仕返しだと枷村の頭を掴んで水中へ沈めてやった。そうすれば周りにぞろぞろと野次馬が集まってきて多方向からまた水しぶきを掛けられる。雫が眼鏡を濡らして視界が悪くなったので怒りを抑えながらジャージで拭いていたら周りがニヤニヤと笑いながらヤジを浴びせてきた。
「濡れ場か兵藤」
「ヒュー」
「お前ら…」
「いやーんセクシィー」
懲りずに出てきた枷村が唇を尖らせながらわざとらしく艶っぽい声(?)を出す。その様子が余りにも気持ち悪い。ゲラゲラと周囲が笑い声を上げていたら俺の横から五條が低い声を響かせて近づいてきた。
「てめェら…順番に沈めてやろうか…?」
「きゃー、五條くんよー」
「こわーい」
「龍牙くーん」
遠くから聞こえる裏声も、紛れもなく男の物だ。五條の登場によって口笛が一層に鳴る。そしてバシャリ、飛んできた水が避け切れるはずも無く。しっかりと濡れた五條は側にいたクラスメイトの頭から手当たり次第に水面へと沈めていく。その様子はまるでモグラ叩きのようで。

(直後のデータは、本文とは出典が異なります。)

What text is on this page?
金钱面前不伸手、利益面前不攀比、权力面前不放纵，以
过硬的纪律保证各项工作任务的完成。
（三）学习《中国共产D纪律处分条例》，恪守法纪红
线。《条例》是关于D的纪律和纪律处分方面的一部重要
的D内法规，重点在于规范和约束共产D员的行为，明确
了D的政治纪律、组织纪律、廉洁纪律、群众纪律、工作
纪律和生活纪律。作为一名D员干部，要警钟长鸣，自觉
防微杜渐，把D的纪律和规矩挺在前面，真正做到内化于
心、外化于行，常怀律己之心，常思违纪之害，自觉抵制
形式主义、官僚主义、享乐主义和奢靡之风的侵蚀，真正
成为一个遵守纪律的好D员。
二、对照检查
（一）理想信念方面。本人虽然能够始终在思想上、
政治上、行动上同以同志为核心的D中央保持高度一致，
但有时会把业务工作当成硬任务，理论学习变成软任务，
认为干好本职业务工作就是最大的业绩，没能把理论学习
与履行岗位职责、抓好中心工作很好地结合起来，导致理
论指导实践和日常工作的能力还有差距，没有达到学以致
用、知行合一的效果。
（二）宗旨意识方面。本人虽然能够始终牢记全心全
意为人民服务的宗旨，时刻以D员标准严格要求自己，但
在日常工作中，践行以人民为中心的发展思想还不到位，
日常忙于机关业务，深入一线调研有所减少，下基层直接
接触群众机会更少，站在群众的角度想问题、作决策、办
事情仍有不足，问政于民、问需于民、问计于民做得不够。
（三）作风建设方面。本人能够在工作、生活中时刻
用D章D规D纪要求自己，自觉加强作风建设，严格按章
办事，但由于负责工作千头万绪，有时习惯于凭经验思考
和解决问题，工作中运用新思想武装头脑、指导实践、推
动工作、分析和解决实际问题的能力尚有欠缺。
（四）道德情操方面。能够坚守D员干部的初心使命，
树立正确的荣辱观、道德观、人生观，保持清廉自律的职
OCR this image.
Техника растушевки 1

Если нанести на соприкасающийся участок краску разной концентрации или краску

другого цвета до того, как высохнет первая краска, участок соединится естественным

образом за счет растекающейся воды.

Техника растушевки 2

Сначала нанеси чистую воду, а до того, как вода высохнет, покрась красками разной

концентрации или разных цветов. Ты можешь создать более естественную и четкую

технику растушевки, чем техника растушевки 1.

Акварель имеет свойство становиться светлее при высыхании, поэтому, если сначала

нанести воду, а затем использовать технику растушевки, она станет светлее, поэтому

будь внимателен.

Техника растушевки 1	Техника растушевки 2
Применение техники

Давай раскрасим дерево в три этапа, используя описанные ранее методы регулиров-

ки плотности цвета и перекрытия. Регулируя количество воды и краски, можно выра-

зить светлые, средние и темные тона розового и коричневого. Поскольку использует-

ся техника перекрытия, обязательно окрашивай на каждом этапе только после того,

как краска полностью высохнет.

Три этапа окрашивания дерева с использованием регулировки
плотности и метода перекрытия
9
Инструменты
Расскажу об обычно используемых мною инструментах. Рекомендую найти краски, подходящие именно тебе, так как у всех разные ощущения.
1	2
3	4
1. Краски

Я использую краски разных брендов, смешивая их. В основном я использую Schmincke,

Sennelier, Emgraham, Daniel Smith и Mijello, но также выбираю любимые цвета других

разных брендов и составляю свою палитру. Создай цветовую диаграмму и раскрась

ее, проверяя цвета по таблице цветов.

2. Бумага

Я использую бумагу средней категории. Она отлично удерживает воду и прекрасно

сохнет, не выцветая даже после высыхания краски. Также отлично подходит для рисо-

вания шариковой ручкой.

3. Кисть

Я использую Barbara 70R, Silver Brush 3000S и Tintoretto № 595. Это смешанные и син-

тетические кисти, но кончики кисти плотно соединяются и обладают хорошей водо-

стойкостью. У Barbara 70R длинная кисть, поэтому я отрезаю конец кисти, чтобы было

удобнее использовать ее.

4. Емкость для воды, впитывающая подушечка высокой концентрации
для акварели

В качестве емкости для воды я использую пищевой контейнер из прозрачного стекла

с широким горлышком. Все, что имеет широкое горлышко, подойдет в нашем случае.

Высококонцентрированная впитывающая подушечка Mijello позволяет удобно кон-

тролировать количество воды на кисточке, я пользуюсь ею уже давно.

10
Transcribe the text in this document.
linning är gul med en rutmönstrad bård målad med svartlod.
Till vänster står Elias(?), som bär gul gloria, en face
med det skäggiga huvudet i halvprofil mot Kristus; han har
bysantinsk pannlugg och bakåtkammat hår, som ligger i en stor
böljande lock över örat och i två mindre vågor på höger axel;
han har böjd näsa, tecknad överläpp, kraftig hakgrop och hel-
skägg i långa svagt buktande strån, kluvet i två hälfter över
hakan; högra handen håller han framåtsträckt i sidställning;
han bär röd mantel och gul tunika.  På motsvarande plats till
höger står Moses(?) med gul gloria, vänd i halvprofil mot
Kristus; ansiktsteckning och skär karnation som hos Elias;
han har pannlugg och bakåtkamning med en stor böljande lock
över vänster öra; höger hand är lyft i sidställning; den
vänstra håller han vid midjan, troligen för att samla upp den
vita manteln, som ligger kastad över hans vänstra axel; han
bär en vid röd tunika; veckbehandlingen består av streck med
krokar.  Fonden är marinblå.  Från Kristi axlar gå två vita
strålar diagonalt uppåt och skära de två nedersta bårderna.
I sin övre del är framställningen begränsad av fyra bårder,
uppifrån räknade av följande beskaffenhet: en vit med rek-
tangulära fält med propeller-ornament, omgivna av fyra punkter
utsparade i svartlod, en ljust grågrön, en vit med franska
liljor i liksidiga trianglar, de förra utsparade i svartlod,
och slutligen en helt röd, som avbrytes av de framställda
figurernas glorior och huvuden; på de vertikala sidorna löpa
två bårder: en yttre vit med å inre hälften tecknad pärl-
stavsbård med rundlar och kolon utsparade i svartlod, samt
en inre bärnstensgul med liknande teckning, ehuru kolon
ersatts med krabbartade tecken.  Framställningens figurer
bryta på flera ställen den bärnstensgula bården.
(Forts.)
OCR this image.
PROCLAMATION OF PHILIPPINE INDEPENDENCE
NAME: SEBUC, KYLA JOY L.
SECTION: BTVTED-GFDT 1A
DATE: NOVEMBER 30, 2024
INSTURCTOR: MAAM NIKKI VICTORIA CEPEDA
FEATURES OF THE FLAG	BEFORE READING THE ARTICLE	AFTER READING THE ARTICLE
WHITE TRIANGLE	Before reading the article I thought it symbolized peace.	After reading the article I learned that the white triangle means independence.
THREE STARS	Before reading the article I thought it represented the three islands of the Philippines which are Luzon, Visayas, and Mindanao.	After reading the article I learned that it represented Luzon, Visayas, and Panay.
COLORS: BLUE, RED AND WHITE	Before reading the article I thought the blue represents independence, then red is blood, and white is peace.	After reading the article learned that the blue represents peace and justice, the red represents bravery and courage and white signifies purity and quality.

本当は体を濡らしてはいけないのに五條は楽しそうにはしゃぐ。暑い中俺達はジャージを着ているので幸い怪我には濡れていないが。
「くぅおおら、遊ぶなァァ!」
突如怒声が飛んで、油を売っていた枷村達が「やべえ!」と、まるで網から逃げる魚の様に散り散りに水中へと潜っていった。体育教師が向こう側でホイッスルを振り回しながら叫ぶ。
「病人に手ェ出すな馬鹿モンがー!」
その言葉に五條が反応した。
「病人じゃなくて怪我人だジジィが!!」
「ああ!?誰がジジイじゃァァ!大人しくしとれこの馬鹿モンがァーってェ、ンのにかんのかァッ!アハハハハハハ」
「何言ってんのかわかんねーんだよハゲェェ!!」
「しばき倒すぞぉ!!」
そうして俺と五條は大人しく屋根の下へ戻る。再び見学用紙を書く作業に戻っていたが、数分も経たないうちに五條は用紙と鉛筆を傍らへ投げ出すと溜め息を吐き出しながら背もたれへ身体を預ける。
「なあ」
かけられた言葉に俺は用紙に最後の句点をうってから彼の方へ振り返った。